Ando does not employ light; he invites it. And although light does not necessarily need an invitation, it seems to appreciate a thoughtful and dramatic opportunity to engage. Church of the Light, built in 1989, is famous for providing such a summons in the middle of suburban Ibaraki, Osaka. Like the chapel on Mount Rokkō, the structure is concrete and spare. The church is dark but for the pure white light that bursts through an extrusion in the east wall, forming a crucifix, spanning the length and width of the small church. The balance is between light and dark, but also between light and the structure. Both are required, invited to assert respective but symbiotic presences, so that the totem of contemplation — the cross — and the contemplative space can exist.
“Formality of the building type is not significant for me,” says Ando. “If space where people can confront and reflect on their own mind and feelings is desired [whether] it’s a church, temple, residence or even museum, the way I approach the architecture is all the same.”
“I constantly like to create an original and new space. To explain what I mean by original space, it is a space defined by natural elements which cannot be seen by naked eyes such as light and wind. I search for an original space [that is] appropriate for a specific area and for the specific program. With such a mind process, space for contemplation begins to form.”
Ando built Water Temple in 1991 on Awaji Island in the Hyōgo Prefecture, for the Shingon Buddhist Sect. Where Church of the Light evokes transcendent asceticism, Water Temple manifests elemental suspension, depth, distance and submergence. To approach, visitors must follow a long path through the temple’s former premises and cemetery. A large circular pool filled to its brim punctuates access to the temple surrounds.

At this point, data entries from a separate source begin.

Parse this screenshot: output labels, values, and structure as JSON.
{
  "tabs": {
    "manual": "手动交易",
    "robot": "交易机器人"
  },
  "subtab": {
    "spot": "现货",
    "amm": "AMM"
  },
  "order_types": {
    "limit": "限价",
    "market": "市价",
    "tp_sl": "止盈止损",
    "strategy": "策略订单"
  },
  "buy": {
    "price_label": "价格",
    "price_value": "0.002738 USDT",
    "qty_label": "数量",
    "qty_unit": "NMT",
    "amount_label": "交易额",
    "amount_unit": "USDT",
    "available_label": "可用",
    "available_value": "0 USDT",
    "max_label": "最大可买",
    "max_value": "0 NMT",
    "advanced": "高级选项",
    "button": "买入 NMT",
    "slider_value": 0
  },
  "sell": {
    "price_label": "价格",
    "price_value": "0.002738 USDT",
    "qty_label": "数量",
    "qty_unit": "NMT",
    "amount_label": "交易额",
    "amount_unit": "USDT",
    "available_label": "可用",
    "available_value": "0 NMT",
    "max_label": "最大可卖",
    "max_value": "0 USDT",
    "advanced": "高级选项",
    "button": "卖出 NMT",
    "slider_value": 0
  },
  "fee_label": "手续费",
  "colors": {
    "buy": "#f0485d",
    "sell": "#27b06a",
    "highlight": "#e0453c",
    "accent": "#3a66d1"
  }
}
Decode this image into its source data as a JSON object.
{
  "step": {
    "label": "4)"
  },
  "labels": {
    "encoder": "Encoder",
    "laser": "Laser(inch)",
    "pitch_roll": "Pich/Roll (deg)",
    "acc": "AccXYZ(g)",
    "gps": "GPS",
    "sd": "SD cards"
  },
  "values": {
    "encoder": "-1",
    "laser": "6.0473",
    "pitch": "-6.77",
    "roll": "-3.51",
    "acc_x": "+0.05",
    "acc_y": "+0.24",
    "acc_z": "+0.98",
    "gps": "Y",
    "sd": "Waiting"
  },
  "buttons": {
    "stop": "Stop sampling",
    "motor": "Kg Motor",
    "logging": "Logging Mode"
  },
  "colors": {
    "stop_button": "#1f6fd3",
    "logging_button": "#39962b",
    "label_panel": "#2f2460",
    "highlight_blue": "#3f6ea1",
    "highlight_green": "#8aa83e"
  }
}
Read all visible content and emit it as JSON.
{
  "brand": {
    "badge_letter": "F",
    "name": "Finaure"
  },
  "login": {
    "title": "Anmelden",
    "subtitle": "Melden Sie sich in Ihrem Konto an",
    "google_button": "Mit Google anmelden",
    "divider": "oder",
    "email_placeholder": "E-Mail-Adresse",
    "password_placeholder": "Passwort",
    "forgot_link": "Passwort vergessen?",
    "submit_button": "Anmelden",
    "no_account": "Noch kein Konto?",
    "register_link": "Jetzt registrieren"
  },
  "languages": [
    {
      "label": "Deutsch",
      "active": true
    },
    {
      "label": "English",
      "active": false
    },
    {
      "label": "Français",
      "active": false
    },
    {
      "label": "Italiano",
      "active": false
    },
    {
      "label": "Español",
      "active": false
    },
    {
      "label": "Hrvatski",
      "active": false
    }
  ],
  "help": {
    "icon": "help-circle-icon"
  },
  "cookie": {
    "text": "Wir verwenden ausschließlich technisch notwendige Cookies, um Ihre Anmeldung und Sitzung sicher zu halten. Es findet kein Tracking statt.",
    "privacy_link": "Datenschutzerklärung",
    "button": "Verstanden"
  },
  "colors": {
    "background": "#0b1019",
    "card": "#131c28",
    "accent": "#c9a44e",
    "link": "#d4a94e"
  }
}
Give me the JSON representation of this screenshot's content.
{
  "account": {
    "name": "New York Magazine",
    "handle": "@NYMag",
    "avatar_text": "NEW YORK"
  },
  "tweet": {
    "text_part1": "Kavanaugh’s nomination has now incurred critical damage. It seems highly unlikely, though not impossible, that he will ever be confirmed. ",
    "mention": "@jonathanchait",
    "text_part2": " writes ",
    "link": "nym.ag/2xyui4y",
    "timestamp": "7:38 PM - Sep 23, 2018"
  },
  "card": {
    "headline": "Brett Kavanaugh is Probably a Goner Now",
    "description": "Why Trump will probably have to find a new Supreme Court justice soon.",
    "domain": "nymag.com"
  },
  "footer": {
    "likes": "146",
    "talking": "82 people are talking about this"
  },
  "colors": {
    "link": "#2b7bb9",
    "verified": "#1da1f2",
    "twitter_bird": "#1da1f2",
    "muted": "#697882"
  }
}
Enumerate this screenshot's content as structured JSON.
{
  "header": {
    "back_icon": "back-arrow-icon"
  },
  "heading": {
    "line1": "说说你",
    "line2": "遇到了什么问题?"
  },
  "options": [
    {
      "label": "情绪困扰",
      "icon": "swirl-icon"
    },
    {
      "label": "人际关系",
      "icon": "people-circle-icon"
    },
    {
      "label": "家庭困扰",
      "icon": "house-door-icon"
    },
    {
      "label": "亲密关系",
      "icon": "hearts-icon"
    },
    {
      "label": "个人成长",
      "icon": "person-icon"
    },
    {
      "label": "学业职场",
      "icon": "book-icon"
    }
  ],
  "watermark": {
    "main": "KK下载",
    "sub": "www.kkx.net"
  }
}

The pool mirrors the sky and nearby green; all of nature reflected in a single element, at once delimited and boundless. Entrance to the temple begins with a descent, via a concrete stairway, into the centre of the pool. The inner passageway is circuitous, encircling the temple’s sacred centre, the intensity of the walls’ red hue increasing with proximity.
“Human spirits cannot be described plain and simple like in the digital world,” says Ando. “In order to turn from the present atmosphere to an extraordinary space (spiritual space) it requires a transition pace to increase the inner spirituality of each individual.”
In Church on the Water, built in Hokkaido in 1988, contemplative space and atmospheric transition are less definitely demarcated. In fact, contemplation is at-large, drawn outwards from inside the structure by a glass wall overlooking a vast pond, with a mass of trees and grass surrounding. The church’s symbolic focus, the cross, is set at the center of the pond, anchoring vision and pulling it toward the elements. In a sense, this is Church of the Light’s inversion: nature is not channeled or invited in; instead, nature is unrestricted and absorptive, the true space in the space. Here, it is nature who invites visitors out, and the condition of this expansion is that they turn within.
“To transport the human mind as close as it can to nothingness, the stoic representation is appropriate,” Ando says. “When people feel the light, the wind and the breeze from each season in such silent space, people begin to face their own minds.”